Od Starego Miasta przejdziemy spacerkiem do imponującej Wieży Mostowej, otwierającej przejście na wspomniany Most Karola. A na moście apogeum turystycznych atrakcji! Grajkowie, artyści i sprzedawcy pamiątek umilą nam drogę na Malą Stranę – jedną z najsympatyczniejszych dzielnic miasta. Choć jej centralne punkty jak Malostranské Náměstí (Rynek Malostranski) zadeptywane są przez turystów, wciąż nie tak trudno zgubić ich w wąskich kolorowych uliczkach obsadzonych piwiarniami i kawiarniami.
Oprócz klasycznego mostu z kłódkami (który znajdziemy już chyba w każdym większym europejskim mieście) do okolicznych atrakcji zaliczyć trzeba tzw. Ścianę Johna Lennona, pokrywaną hippisowskimi graffiti od lat 80. XX wieku (co niesłychanie irytowało komunistyczne władze).
Mieszane uczucia wzbudza zamkowe wzgórze Hradczany.

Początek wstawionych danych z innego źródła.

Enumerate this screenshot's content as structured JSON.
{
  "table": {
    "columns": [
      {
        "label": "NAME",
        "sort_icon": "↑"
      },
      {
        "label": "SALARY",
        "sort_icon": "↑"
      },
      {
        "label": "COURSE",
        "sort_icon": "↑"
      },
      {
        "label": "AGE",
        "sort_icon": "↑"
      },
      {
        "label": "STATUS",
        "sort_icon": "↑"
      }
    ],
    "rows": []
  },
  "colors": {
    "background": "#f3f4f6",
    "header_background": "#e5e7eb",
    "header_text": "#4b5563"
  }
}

Pewnie narażę się niektórym miłośnikom Pragi, ale moim zdaniem zwiedzanie zamku spokojnie można sobie odpuścić i zadowolić się zewnętrznym podziwianiem gotyckiej fasady Katedry Św. Wita, która jest zdecydowanie najciekawszą budowlą w tym miejscu. Rozczarowuje też króciutka Złota Uliczka – mini skansen z historycznymi sklepikami, za przejście którą trzeba zapłacić.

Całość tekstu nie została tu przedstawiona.